Poupanças dos moçambicanos crescem 9,2% num ano e fecham 2025 em 3.955 ME

Maputo, 16 mar 2026 (Lusa) – As poupanças moçambicanas através de depósitos a prazo cresceram 9,2% em 2025, para 297.656 milhões de meticais (3.955 milhões de euros) no final de dezembro, indicam dados oficiais divulgados pelo Banco de Moçambique.

Conforme dados estatísticos do banco central moçambicano, esses depósitos a prazo na banca moçambicana tinham atingido em junho de 2024 um total de 264.709 milhões de meticais (3.517 milhões de euros), crescendo progressivamente, todos os meses, até ao recorde de 305.871 milhões de meticais (4.064 milhões de euros) em julho último.

Entretanto, acabaram por recuar ligeiramente até ao final de dezembro, mas garantindo um crescimento face aos 272.503 milhões de meticais (3.621 milhões de euros) no início de 2025.

Os depósitos à ordem também continuaram a crescer, 1,5% num mês, para 477.859 milhões de meticais (6.349 milhões de euros) em dezembro.

Em Moçambique funcionam 15 bancos comerciais e 12 microbancos, além de cooperativas de crédito e organizações de poupança e crédito, entre outras.

O Banco de Moçambique cortou em 28 de janeiro, pela 12.ª vez consecutiva, a taxa de juro de política monetária MIMO, em 0,25 pontos, para 9,25%, prevendo a sua estabilização, mas alertando para o efeito nos preços das recentes cheias no país.

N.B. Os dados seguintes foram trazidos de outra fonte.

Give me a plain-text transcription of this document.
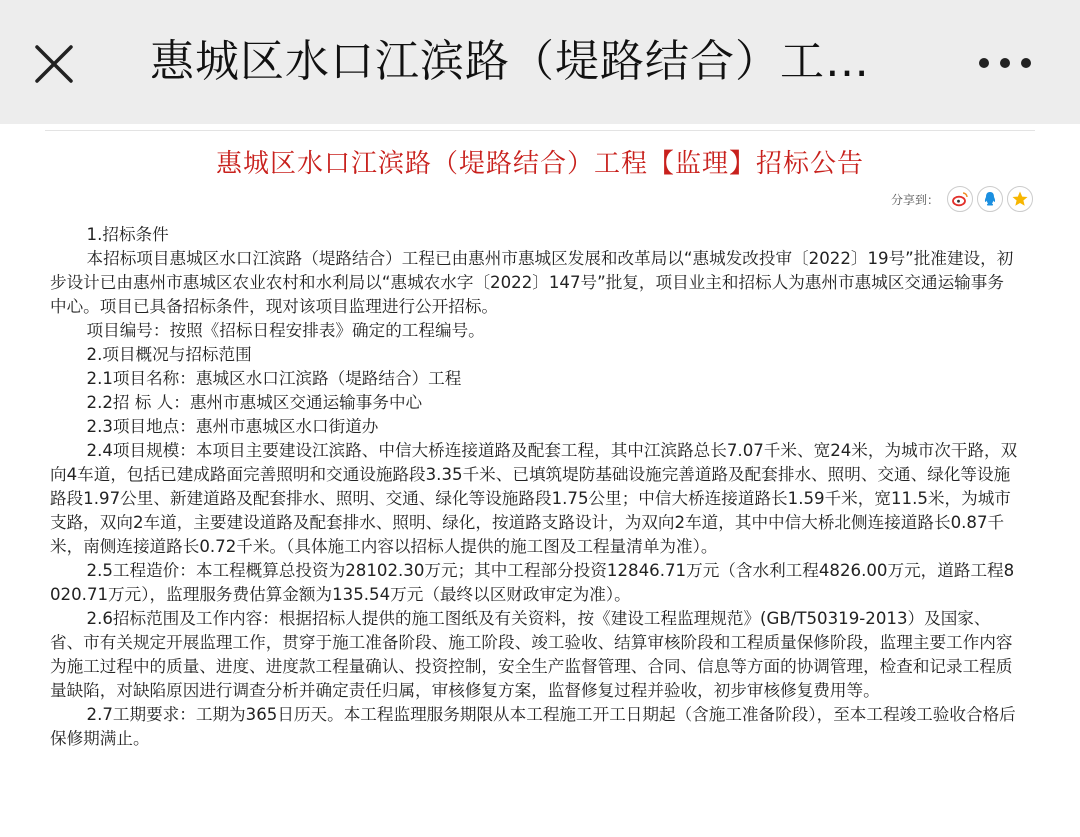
惠城区水口江滨路（堤路结合）工…
惠城区水口江滨路（堤路结合）工程【监理】招标公告
分享到：

1.招标条件

本招标项目惠城区水口江滨路（堤路结合）工程已由惠州市惠城区发展和改革局以“惠城发改投审〔2022〕19号”批准建设，初步设计已由惠州市惠城区农业农村和水利局以“惠城农水字〔2022〕147号”批复，项目业主和招标人为惠州市惠城区交通运输事务中心。项目已具备招标条件，现对该项目监理进行公开招标。

项目编号：按照《招标日程安排表》确定的工程编号。

2.项目概况与招标范围

2.1项目名称：惠城区水口江滨路（堤路结合）工程

2.2招 标 人：惠州市惠城区交通运输事务中心

2.3项目地点：惠州市惠城区水口街道办

2.4项目规模：本项目主要建设江滨路、中信大桥连接道路及配套工程，其中江滨路总长7.07千米、宽24米，为城市次干路，双向4车道，包括已建成路面完善照明和交通设施路段3.35千米、已填筑堤防基础设施完善道路及配套排水、照明、交通、绿化等设施路段1.97公里、新建道路及配套排水、照明、交通、绿化等设施路段1.75公里；中信大桥连接道路长1.59千米，宽11.5米，为城市支路，双向2车道，主要建设道路及配套排水、照明、绿化，按道路支路设计，为双向2车道，其中中信大桥北侧连接道路长0.87千米，南侧连接道路长0.72千米。（具体施工内容以招标人提供的施工图及工程量清单为准）。

2.5工程造价：本工程概算总投资为28102.30万元；其中工程部分投资12846.71万元（含水利工程4826.00万元，道路工程8020.71万元），监理服务费估算金额为135.54万元（最终以区财政审定为准）。

2.6招标范围及工作内容：根据招标人提供的施工图纸及有关资料，按《建设工程监理规范》(GB/T50319-2013）及国家、省、市有关规定开展监理工作，贯穿于施工准备阶段、施工阶段、竣工验收、结算审核阶段和工程质量保修阶段，监理主要工作内容为施工过程中的质量、进度、进度款工程量确认、投资控制，安全生产监督管理、合同、信息等方面的协调管理，检查和记录工程质量缺陷，对缺陷原因进行调查分析并确定责任归属，审核修复方案，监督修复过程并验收，初步审核修复费用等。

2.7工期要求：工期为365日历天。本工程监理服务期限从本工程施工开工日期起（含施工准备阶段），至本工程竣工验收合格后保修期满止。
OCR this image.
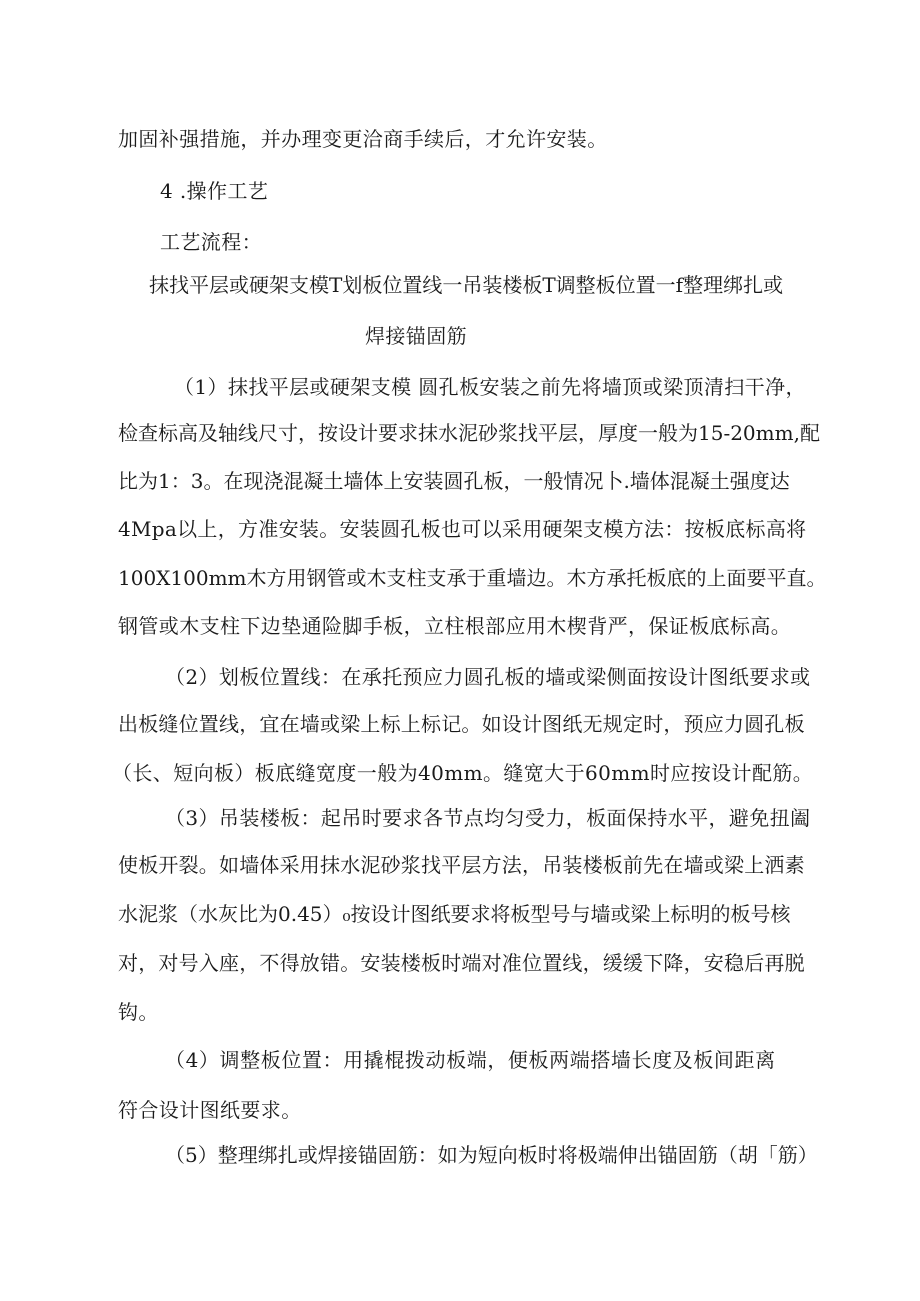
加固补强措施，并办理变更洽商手续后，才允许安装。
4 .操作工艺
工艺流程：
抹找平层或硬架支模T划板位置线一吊装楼板T调整板位置一f整理绑扎或
焊接锚固筋
（1）抹找平层或硬架支模 圆孔板安装之前先将墙顶或梁顶清扫干净，
检查标高及轴线尺寸，按设计要求抹水泥砂浆找平层，厚度一般为15-20mm,配
比为1：3。在现浇混凝土墙体上安装圆孔板，一般情况卜.墙体混凝土强度达
4Mpa以上，方准安装。安装圆孔板也可以采用硬架支模方法：按板底标高将
100X100mm木方用钢管或木支柱支承于重墙边。木方承托板底的上面要平直。
钢管或木支柱下边垫通险脚手板，立柱根部应用木楔背严，保证板底标高。
（2）划板位置线：在承托预应力圆孔板的墙或梁侧面按设计图纸要求或
出板缝位置线，宜在墙或梁上标上标记。如设计图纸无规定时，预应力圆孔板
（长、短向板）板底缝宽度一般为40mm。缝宽大于60mm时应按设计配筋。
（3）吊装楼板：起吊时要求各节点均匀受力，板面保持水平，避免扭阖
使板开裂。如墙体采用抹水泥砂浆找平层方法，吊装楼板前先在墙或梁上洒素
水泥浆（水灰比为0.45）₀按设计图纸要求将板型号与墙或梁上标明的板号核
对，对号入座，不得放错。安装楼板时端对准位置线，缓缓下降，安稳后再脱
钩。
（4）调整板位置：用撬棍拨动板端，便板两端搭墙长度及板间距离
符合设计图纸要求。
（5）整理绑扎或焊接锚固筋：如为短向板时将极端伸出锚固筋（胡「筋）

“Esta decisão é sustentada pelas perspetivas de manutenção da inflação a um dígito no médio prazo, não obstante a materialização de alguns riscos e incertezas associados às projeções da inflação, com destaque, podem já imaginar, para a ocorrência de inundações e para a intensificação das tensões comerciais e geopolíticas”, anunciou o governador do Banco de Moçambique, Rogério Zandamela, no final da reunião do Comité de Política Monetária (CPMO).

A próxima reunião do CPMO está agendada para 23 de março.

A taxa de juro diretora em Moçambique esteve fixada em 17,25% desde setembro de 2022, após a intervenção do banco central, que depois iniciou cortes consecutivos a partir de 31 de janeiro de 2024, quando reduziu para 16,5%.

Em março do ano passado, o Banco de Moçambique cortou a taxa para 15,75%, decisão que que se foi repetindo em todas as reuniões seguintes do Comité de Política Monetária, até chegar a 9,75% em setembro, 9,50% em novembro e agora 9,25%.

“Entretanto, em face do agravamento destes riscos e das incertezas, o CPMO considera que se aproxima o fim do ciclo de redução da taxa MIMO iniciado em janeiro de 2024”, disse ainda Zandamela no final da mesma reunião, recordando que essa trajetória descendente poderia prolongar-se, na previsão inicial, até 36 meses.